Most people with Parkinson's start to develop symptoms when they are over 50-years-old, although around one in 20 people with the condition first experience symptoms when they are under 40.

Parkinson's disease is caused by a loss of nerve cells in part of the brain called the substantia nigra. This leads to a reduction in the amount of a chemical called dopamine in the brain.

The three main symptoms of Parkinson's disease are: tremor (involuntary shaking of particular parts of the body), slow movement and stiff and inflexible muscles.

A person living with Parkinson's disease can also experience a wide range of other physical and psychological symptoms, including: depression, constipation, problems sleeping (insomnia), loss of sense of smell (anosmia) and memory problems.

Steve Ford, chief executive at Parkinson's UK said: “Parkinson's UK is here to help people find the support they need, when they need it.
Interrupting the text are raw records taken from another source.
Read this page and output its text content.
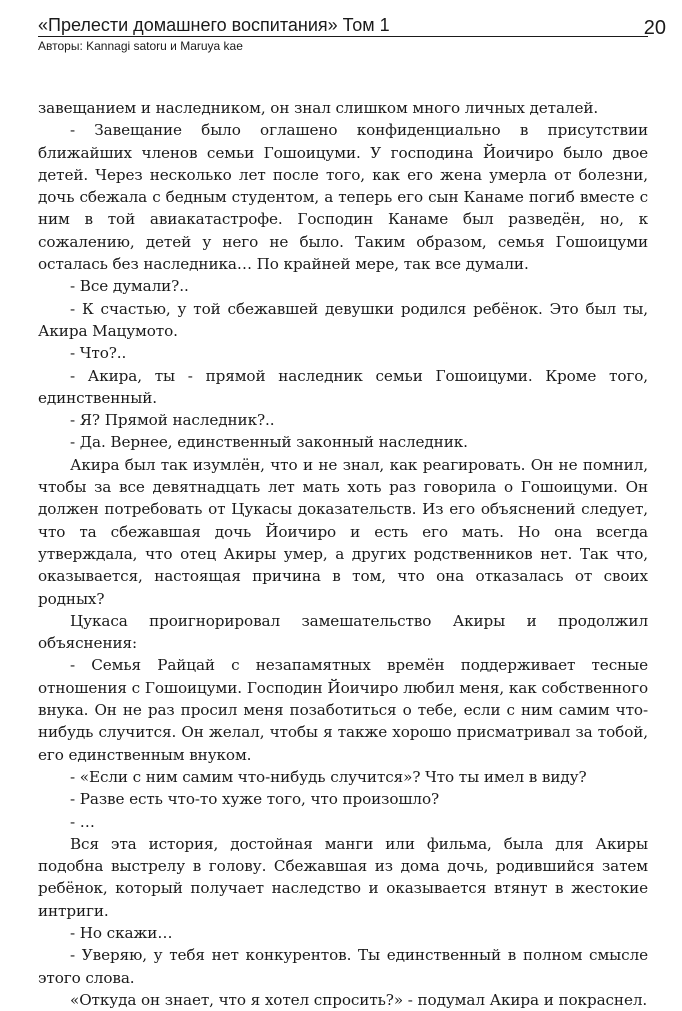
«Прелести домашнего воспитания» Том 1
Авторы: Kannagi satoru и Maruya kae
20

завещанием и наследником, он знал слишком много личных деталей.

- Завещание было оглашено конфиденциально в присутствии ближайших членов семьи Гошоицуми. У господина Йоичиро было двое детей. Через несколько лет после того, как его жена умерла от болезни, дочь сбежала с бедным студентом, а теперь его сын Канаме погиб вместе с ним в той авиакатастрофе. Господин Канаме был разведён, но, к сожалению, детей у него не было. Таким образом, семья Гошоицуми осталась без наследника… По крайней мере, так все думали.

- Все думали?..

- К счастью, у той сбежавшей девушки родился ребёнок. Это был ты, Акира Мацумото.

- Что?..

- Акира, ты - прямой наследник семьи Гошоицуми. Кроме того, единственный.

- Я? Прямой наследник?..

- Да. Вернее, единственный законный наследник.

Акира был так изумлён, что и не знал, как реагировать. Он не помнил, чтобы за все девятнадцать лет мать хоть раз говорила о Гошоицуми. Он должен потребовать от Цукасы доказательств. Из его объяснений следует, что та сбежавшая дочь Йоичиро и есть его мать. Но она всегда утверждала, что отец Акиры умер, а других родственников нет. Так что, оказывается, настоящая причина в том, что она отказалась от своих родных?

Цукаса проигнорировал замешательство Акиры и продолжил объяснения:

- Семья Райцай с незапамятных времён поддерживает тесные отношения с Гошоицуми. Господин Йоичиро любил меня, как собственного внука. Он не раз просил меня позаботиться о тебе, если с ним самим что-нибудь случится. Он желал, чтобы я также хорошо присматривал за тобой, его единственным внуком.

- «Если с ним самим что-нибудь случится»? Что ты имел в виду?

- Разве есть что-то хуже того, что произошло?

- …

Вся эта история, достойная манги или фильма, была для Акиры подобна выстрелу в голову. Сбежавшая из дома дочь, родившийся затем ребёнок, который получает наследство и оказывается втянут в жестокие интриги.

- Но скажи…

- Уверяю, у тебя нет конкурентов. Ты единственный в полном смысле этого слова.

«Откуда он знает, что я хотел спросить?» - подумал Акира и покраснел.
“We know that the right support, whether through family, friends or Parkinson's UK, is vital for those with the condition, to help them come to terms with their diagnosis and know that they're not alone.

“We are here to help people find the support they need, when they need it.”

As part of Parkinson’s Awareness Week, the charity are encouraging people to share the things that make a difference to life with Parkinson's using #Parkinsonsin1.